Drawing on everything he had learned about fortifications, George laid out plans for a good log fort with blockhouses covering each other and thick earthen redoubts, and his workmen and soldiers began a vigorous and well-organized construction project. Settlers began arriving soon by boat, attracted by the promise of four hundred acres of land to each family at a favorable price to be fixed by the General Assembly. In the mild spring weather, axes and mauls and hammers began chunking at daybreak each day and continued until the westering sun burnished the sluggish surface of the wide river. Oxen and horses dragged logs and stones and great wooden sledges of earth to and fro. At night the weary laborers rejuvenated themselves with fiddle and pipe music and tall tales, whooping and stomping dances, and athletic contests.

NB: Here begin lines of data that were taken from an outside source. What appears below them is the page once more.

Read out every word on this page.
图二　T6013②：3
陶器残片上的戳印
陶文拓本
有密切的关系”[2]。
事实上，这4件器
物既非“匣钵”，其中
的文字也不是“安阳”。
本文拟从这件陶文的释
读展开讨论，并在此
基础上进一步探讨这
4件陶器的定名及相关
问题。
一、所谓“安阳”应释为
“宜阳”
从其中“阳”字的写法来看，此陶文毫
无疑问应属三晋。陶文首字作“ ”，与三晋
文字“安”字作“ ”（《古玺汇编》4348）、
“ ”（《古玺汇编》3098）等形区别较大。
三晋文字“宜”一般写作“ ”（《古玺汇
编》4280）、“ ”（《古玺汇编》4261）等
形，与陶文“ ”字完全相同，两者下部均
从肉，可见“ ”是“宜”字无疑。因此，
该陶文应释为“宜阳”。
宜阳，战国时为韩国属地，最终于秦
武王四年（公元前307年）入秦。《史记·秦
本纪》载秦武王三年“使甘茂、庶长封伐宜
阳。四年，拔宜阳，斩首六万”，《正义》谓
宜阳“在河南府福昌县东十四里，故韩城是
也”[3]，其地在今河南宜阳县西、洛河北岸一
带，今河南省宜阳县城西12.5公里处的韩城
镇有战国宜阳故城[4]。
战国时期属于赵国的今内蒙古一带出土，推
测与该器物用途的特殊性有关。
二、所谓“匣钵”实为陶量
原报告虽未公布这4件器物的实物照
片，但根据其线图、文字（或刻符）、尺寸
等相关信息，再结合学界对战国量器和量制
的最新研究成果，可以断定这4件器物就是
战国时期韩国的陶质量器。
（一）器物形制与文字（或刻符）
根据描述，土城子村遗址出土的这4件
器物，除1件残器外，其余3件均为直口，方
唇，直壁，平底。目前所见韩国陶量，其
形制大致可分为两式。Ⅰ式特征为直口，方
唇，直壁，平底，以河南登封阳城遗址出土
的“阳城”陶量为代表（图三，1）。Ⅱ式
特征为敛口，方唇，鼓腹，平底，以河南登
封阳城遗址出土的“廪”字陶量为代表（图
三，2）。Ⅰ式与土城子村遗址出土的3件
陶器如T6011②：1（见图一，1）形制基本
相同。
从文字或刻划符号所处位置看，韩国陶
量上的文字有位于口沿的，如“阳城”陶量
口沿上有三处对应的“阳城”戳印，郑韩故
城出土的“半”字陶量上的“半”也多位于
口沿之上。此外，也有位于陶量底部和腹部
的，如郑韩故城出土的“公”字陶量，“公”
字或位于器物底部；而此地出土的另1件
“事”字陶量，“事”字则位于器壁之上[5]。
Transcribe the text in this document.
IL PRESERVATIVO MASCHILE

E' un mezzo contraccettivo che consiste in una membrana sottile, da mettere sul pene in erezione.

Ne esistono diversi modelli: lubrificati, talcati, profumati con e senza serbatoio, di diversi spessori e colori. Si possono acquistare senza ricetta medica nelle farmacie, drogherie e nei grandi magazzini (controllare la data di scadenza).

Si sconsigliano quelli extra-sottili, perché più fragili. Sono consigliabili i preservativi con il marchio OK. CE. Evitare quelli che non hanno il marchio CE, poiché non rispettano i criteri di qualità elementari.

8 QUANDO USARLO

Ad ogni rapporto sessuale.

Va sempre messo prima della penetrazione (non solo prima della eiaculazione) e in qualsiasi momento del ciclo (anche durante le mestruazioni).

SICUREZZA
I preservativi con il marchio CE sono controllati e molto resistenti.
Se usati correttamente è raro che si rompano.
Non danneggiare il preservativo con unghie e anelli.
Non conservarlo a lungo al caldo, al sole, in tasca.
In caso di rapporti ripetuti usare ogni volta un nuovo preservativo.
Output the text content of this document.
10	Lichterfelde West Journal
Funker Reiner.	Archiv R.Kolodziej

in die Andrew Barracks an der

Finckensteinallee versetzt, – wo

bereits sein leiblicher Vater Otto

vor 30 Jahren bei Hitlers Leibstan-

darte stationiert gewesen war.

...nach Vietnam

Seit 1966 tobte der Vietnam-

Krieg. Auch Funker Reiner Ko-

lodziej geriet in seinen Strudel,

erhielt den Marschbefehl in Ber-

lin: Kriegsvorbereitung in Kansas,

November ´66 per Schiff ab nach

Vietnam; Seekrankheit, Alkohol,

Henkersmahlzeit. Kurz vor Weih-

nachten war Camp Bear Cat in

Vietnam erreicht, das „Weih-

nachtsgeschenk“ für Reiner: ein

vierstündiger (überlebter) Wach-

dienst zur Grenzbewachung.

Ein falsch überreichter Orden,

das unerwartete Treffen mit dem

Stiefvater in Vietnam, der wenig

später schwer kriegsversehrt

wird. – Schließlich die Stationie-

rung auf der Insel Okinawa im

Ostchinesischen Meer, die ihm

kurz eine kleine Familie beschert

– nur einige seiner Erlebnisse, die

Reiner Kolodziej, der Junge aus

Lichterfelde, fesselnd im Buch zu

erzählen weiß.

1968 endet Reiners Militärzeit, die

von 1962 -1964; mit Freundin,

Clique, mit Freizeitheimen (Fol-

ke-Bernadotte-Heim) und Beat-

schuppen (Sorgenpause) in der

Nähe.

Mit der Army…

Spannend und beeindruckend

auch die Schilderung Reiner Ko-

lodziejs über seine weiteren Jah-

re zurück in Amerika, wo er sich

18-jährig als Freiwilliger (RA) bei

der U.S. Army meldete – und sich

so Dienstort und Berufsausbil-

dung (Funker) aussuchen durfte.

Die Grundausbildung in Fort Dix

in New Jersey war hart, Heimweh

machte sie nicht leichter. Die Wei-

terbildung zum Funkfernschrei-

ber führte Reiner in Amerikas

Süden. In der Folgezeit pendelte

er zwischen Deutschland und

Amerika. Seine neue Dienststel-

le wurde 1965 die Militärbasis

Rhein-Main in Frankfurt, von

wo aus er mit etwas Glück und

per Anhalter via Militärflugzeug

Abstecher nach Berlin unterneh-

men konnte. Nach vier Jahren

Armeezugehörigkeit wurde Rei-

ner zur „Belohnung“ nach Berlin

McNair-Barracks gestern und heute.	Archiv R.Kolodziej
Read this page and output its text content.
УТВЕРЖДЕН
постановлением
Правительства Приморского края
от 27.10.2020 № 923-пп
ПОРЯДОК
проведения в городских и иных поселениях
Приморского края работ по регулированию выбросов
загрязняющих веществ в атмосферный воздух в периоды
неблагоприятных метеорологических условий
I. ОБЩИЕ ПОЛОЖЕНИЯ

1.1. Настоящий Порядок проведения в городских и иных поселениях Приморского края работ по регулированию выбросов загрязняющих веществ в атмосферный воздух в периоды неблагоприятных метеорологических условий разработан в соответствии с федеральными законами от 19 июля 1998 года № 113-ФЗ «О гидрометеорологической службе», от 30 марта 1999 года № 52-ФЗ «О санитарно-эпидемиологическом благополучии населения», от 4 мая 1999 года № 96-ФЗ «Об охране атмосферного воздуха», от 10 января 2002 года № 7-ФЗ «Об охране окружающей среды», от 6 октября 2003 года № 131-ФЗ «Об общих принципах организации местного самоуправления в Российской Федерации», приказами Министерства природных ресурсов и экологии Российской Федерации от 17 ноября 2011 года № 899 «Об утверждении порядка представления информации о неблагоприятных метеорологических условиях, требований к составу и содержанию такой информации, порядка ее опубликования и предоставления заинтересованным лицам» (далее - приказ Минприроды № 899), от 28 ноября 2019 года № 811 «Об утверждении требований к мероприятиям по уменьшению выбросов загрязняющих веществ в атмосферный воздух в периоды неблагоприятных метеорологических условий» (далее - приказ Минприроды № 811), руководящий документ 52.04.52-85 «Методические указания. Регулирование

To gather an adequate force of men for this new stronghold, George sent orders to Fort Patrick Henry at Vincennes calling for the Americans there to leave that place garrisoned by a company of French militia and come to the new fort. He also sent orders to Colonel Montgomery to retire most of the American troops from the Illinois villages. Montgomery began making
preparations for the pullout, and it was a move viewed with relief both by the Americans and the French; in the ten months since Colonel Clark’s departure from Kaskaskia, the passionate friendship between his soldiers and the French inhabitants had been eroded steadily by disputes over the provisioning of the garrison. The impoverished Americans had virtually no buying power, and had been forced now and then to take food, provisions, and animals from the inhabitants against their will.

But before that evacuation from the Illinois villages could be effected, an alarming series of messages came to Colonel Clark from several quarters. Traders and spies came down from the north with reports of a stirring of British military activity. They said that Lieutenant Governor Patrick Sinclair at Michillimackinac was gathering loyalist traders and chiefs of northern and western Indian tribes for war councils. Along the upper Mississippi, tribesmen of several Indians, including the Ottawa, Winnegabo, Sauk, and Fox, were gathering in large numbers and being harangued about the presence of Americans in the Mississippi valley. The Indians were being incited to anger also against the Spaniards, who were now at war with Great Britain. Sinclair, the reports said, was promising exclusive control of the rich Mississippi fur trade to those traders who would help him regain control of the valley. A great Sioux chief named Wabasha was being assigned to attack the American rebels at Kaskaskia and then sweep on down the Mississippi as far as Natchez. A trader, Emanuel Hesse, was being authorized to seize and control St. Louis, and was collecting a mixed force of traders, servants, and Indians that was reported to number a thousand at least. A support party of Indians and Canadians, under the dreaded Indian partisan Captain Charles Henry Bird, was setting out from Detroit to go through the Shawnee country, gather warriors along the way, capture Clark’s fort at the Falls of the Ohio, and then descend upon the central Kentucky settlements.